Pochodzący z Dębicy Artur Jędrzejczyk już jutro może po raz kolejny zostać mistrzem Polski. Legia Warszawa musi przynajmniej zremisować z Lechem Poznań, by zapewnić sobie tytuł najlepszej drużyny sezonu 2019/2020 w PKO BP Ekstraklasie.
Jutro o godzinie 17:30 dojdzie do meczu w ramach 34. kolejki pomiędzy Lechem a Legią. Jest duże prawdopodobieństwo, że po 90. minutach poznamy nowego mistrza kraju. Oczywiście chodzi o klub ze stolicy, który ma 11 punktów przewagi nad Piastem Gliwice i Lechem, a także 12 nad Śląskiem Wrocław.
Jeśli drużyna Artura Jędrzejczyka wyjedzie z Wielkopolski minimum z remisem, będzie mogła już świętować tytuł i awans do II rundy kwalifikacji Ligi Mistrzów UEFA. Co oznaczałoby to dla dębiczanina?
Piąte mistrzostwo Polski.
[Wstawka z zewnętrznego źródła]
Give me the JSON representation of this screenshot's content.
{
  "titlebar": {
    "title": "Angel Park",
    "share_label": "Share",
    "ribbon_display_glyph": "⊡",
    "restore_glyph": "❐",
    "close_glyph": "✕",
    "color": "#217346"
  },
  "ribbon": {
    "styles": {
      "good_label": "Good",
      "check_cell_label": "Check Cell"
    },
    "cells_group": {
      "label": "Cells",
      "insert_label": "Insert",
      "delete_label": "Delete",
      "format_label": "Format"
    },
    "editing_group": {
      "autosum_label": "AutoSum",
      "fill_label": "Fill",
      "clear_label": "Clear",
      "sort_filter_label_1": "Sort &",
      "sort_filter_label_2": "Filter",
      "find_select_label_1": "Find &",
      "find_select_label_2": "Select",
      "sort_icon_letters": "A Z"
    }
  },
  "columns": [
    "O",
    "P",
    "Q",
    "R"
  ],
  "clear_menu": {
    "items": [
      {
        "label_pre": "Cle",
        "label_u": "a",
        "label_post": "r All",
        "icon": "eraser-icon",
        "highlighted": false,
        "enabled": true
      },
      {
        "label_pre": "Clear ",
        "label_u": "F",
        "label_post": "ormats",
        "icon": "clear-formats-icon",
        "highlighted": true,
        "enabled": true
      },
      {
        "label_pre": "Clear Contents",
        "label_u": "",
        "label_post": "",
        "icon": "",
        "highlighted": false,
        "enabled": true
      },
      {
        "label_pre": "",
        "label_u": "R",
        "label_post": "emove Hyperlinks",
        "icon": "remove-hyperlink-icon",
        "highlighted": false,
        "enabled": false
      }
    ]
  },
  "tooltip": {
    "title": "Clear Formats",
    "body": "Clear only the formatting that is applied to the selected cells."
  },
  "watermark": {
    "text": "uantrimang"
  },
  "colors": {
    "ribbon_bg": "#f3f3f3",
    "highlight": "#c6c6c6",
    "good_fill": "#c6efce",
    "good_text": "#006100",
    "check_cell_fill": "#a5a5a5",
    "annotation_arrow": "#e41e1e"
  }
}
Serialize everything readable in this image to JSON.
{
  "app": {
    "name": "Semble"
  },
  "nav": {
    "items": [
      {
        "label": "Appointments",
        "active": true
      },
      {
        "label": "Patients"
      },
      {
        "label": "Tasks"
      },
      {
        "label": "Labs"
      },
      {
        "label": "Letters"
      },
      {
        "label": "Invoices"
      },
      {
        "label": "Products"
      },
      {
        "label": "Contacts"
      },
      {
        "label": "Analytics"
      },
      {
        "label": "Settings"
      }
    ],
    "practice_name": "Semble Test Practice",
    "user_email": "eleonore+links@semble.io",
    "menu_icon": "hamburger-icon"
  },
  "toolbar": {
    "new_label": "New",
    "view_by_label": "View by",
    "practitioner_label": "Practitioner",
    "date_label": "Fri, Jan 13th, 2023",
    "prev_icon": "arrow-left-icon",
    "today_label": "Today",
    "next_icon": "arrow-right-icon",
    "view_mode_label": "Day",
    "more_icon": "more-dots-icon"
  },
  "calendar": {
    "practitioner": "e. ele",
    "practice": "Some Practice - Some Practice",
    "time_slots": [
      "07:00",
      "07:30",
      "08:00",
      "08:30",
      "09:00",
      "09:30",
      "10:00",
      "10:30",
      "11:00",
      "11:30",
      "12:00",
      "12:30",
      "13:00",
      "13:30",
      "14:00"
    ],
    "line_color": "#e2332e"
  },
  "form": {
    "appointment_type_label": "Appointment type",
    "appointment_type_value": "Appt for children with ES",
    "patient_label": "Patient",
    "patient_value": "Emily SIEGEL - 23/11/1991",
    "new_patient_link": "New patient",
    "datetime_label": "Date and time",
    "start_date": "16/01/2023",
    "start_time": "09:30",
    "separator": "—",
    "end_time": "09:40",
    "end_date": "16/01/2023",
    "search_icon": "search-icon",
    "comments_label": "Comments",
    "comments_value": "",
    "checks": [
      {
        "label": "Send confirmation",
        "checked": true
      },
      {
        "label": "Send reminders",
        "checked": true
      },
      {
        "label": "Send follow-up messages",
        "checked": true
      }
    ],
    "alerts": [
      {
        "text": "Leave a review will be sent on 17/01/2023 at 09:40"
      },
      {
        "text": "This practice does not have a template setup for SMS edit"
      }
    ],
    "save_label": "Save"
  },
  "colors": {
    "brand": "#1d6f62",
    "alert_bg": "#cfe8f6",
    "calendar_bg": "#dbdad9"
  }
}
Wszystkie zdobywał w barwach warszawskiej Legii w sezonach 2012/2013, 2015/2016, 2016/2017 i 2017/2018. W poprzedniej edycji Ekstraklasy złote medale zostały w Gliwicach.
Wówczas Jędrzejczyk i jego drużyna uplasowali się na drugim miejscu. Czy teraz przypieczętują dobry sezon zdobyciem tytułu?